On Wednesday the House Energy and Commerce Committee approved a bill, by a vote of 34-22, which could provide phone and cable companies with “a potentially controlling role in the internet’s future,” according to Advertising Age.

So far the internet has been governed by “network neutrality,” the notion that access to all internet content should be free from meddling from the companies that own the fiber-optic and copper-wire networks that link the world’s computers. Network neutrality, also called the First Amendment of the internet, ensures that all the network provider does is move data. The network provider does not choose which data to privilege with higher quality service, and so you can see your friend’s blog just as easily as a major company’s web site.

But there’s a higher freedom that the network-providing telephone and cable companies observe, that of the unfettered pursuit of profits. And so the companies that control the nation’s telecommunications have spent millions of dollars lobbying Congress to kill off network neutrality, so they can charge dot-coms extra to make sure their data gets special treatment.

At a Las Vegas trade show last month, AT&T Chairman Edward E. Whitacre Jr. said that his company should be free to charge content providers “different prices for different levels of speed, reliability and security,” and that his company would not block or degrade anyone’s service. But the companies that have already established a presence on the internet could pay to retain that presence and receive preferential treatment, while smaller companies and the rivals of companies linked to the network providers would never have that opportunity.

And all of their principles of freedom, which they use to justify their positions on network neutrality, would surely reverse if they were in a different position. If the content providers, like the top representatives of Google, were in Mr. Whitacre’s place, then they would give the same argument he has, and vice versa. The operative principle is that of profit maximization.

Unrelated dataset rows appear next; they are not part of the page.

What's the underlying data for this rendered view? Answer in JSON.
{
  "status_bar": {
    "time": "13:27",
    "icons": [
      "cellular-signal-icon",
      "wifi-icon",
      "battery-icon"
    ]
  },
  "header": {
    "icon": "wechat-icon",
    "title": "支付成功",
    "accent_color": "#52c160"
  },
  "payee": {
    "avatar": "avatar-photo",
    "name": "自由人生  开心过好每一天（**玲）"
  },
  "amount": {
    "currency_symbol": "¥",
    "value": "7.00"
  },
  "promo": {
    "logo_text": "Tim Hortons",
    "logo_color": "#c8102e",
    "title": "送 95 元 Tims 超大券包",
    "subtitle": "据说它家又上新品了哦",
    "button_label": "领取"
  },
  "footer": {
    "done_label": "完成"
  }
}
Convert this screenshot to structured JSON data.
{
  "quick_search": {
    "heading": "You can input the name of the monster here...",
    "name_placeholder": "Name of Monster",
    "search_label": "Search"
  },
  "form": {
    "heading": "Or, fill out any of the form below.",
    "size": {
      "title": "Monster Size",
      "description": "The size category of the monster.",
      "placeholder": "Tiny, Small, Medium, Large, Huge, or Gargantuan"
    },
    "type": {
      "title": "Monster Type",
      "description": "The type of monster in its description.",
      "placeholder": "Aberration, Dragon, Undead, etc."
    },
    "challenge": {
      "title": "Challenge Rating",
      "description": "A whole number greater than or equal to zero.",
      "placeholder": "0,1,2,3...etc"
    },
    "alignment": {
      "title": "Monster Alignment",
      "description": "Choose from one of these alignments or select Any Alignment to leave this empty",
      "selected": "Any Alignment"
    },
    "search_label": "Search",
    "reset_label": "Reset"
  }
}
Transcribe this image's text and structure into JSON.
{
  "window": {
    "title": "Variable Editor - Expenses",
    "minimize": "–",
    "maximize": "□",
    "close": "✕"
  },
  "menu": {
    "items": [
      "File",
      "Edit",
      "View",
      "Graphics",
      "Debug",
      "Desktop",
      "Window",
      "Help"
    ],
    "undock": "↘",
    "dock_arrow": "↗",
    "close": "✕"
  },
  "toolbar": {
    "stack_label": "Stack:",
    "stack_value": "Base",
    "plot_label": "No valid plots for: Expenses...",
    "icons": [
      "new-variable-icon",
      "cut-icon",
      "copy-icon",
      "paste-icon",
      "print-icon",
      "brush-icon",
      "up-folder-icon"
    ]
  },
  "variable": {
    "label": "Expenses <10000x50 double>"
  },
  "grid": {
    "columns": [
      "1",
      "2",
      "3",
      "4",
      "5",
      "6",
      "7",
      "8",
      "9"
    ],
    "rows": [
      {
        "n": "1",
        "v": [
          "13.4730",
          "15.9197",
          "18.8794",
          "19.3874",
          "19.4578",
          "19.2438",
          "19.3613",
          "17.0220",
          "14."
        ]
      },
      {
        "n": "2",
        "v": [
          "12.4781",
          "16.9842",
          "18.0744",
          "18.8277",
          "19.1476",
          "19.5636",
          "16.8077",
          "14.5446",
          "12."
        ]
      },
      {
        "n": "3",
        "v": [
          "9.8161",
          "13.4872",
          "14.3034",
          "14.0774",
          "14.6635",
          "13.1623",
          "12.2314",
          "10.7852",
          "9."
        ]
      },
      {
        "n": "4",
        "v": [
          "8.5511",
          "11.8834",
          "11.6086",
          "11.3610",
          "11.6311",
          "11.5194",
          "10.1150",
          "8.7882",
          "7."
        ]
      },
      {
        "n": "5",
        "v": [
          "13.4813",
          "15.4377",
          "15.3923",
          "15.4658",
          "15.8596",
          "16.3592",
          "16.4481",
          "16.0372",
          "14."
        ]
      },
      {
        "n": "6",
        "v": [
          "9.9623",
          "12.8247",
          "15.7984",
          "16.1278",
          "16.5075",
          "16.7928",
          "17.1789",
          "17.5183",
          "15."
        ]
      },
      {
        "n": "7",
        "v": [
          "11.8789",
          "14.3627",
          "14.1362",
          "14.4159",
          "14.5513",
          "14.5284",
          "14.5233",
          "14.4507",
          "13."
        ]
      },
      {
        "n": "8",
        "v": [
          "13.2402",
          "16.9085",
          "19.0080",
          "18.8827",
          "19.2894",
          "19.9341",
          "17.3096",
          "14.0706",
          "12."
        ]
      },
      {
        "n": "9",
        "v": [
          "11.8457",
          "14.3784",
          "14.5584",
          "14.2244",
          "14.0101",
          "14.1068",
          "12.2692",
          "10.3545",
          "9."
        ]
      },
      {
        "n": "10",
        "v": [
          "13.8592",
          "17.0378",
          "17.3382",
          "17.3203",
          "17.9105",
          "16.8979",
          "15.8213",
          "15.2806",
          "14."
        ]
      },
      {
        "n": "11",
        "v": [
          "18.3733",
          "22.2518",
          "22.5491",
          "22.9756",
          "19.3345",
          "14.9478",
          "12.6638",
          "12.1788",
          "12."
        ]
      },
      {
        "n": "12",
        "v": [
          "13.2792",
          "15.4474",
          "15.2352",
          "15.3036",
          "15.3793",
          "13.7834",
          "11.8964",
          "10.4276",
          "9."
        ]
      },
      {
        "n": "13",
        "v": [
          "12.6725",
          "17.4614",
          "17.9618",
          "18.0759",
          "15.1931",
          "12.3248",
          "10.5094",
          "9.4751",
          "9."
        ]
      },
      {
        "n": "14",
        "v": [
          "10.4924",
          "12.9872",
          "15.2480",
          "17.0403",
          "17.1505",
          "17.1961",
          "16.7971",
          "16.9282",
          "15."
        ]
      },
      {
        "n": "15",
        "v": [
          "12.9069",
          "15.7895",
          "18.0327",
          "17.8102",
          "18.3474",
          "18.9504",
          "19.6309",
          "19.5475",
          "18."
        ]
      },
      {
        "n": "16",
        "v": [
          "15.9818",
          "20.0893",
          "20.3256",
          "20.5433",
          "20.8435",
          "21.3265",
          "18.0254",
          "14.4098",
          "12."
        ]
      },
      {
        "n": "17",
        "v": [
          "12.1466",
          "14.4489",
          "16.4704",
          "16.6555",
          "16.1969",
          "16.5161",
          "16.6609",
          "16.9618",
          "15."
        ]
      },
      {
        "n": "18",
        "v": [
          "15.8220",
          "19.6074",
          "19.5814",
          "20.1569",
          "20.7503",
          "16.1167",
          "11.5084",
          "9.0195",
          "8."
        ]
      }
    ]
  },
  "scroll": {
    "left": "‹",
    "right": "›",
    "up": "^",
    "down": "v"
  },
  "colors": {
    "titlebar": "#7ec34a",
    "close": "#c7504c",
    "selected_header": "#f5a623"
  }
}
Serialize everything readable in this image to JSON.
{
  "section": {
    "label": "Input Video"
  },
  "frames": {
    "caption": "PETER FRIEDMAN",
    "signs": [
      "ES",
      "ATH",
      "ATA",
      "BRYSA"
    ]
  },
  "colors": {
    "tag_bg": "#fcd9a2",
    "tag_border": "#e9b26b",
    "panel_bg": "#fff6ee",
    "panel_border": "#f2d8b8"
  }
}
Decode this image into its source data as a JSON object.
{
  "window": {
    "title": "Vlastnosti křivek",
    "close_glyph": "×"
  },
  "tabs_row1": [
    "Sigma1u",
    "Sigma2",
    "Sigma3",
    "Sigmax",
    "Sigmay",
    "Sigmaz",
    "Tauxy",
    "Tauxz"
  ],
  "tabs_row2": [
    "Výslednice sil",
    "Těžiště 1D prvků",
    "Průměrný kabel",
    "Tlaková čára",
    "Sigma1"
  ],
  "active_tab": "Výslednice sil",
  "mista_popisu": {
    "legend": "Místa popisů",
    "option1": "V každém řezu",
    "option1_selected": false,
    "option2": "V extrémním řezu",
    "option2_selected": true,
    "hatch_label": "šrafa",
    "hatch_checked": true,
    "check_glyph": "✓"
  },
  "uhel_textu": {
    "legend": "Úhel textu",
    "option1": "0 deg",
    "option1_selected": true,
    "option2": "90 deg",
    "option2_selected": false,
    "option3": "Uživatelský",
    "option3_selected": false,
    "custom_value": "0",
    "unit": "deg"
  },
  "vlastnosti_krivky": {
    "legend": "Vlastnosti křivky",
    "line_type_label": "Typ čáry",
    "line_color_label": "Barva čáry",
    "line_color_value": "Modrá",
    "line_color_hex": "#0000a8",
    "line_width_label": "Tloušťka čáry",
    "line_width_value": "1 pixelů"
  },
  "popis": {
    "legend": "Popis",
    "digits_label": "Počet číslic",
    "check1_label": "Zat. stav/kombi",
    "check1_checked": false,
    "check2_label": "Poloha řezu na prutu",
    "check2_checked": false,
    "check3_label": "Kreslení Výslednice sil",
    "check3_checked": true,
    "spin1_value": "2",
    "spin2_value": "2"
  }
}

And so on one side there are network-providing corporations, whose purpose is to maximize profit. On the other side there are content-providing corporations, whose purpose is to maximize profit. And then, looking on, or not, are the hundreds of millions of Americans, and billions of people throughout the world, who would be affected by eliminating network neutrality.

It is odd that the content providers, too, have chosen to spend millions on lobbying, in private, rather than put free ads on their home pages to increase public support in favor of network neutrality. One might think that by restricting the issue to lobbying, the content providers were trying to keep the public out of the debate. Or perhaps they don’t think the public cares about the issue.

But they are surely aware of the efforts of SavetheInternet.com, organized by Free Press, a media reform group representing dozens of nonprofits and internet experts. In less than a week Free Press helped generate 250,000 signatures for an online petition calling on Congress to protect the internet and keep network neutrality.

The people, it would seem, support network neutrality. And the content providers know it. But they can’t call on the people for support because they are pursuing the same ends as the network providers. They would also like to remain free to pursue profit. It’s just that when the rules aren’t in their favor, they have to change them. Companies can’t pursue those ends if the people keep getting in the way.

We should not allow the corporations that own internet infrastructure, much of which was created and developed over decades at public expense, to determine the future of the internet. And we should not leave it up to the content providers, either. Although their position agrees with that of most of us, they have only taken that position because it will help their profits. They have done so for their own reasons, not for ours.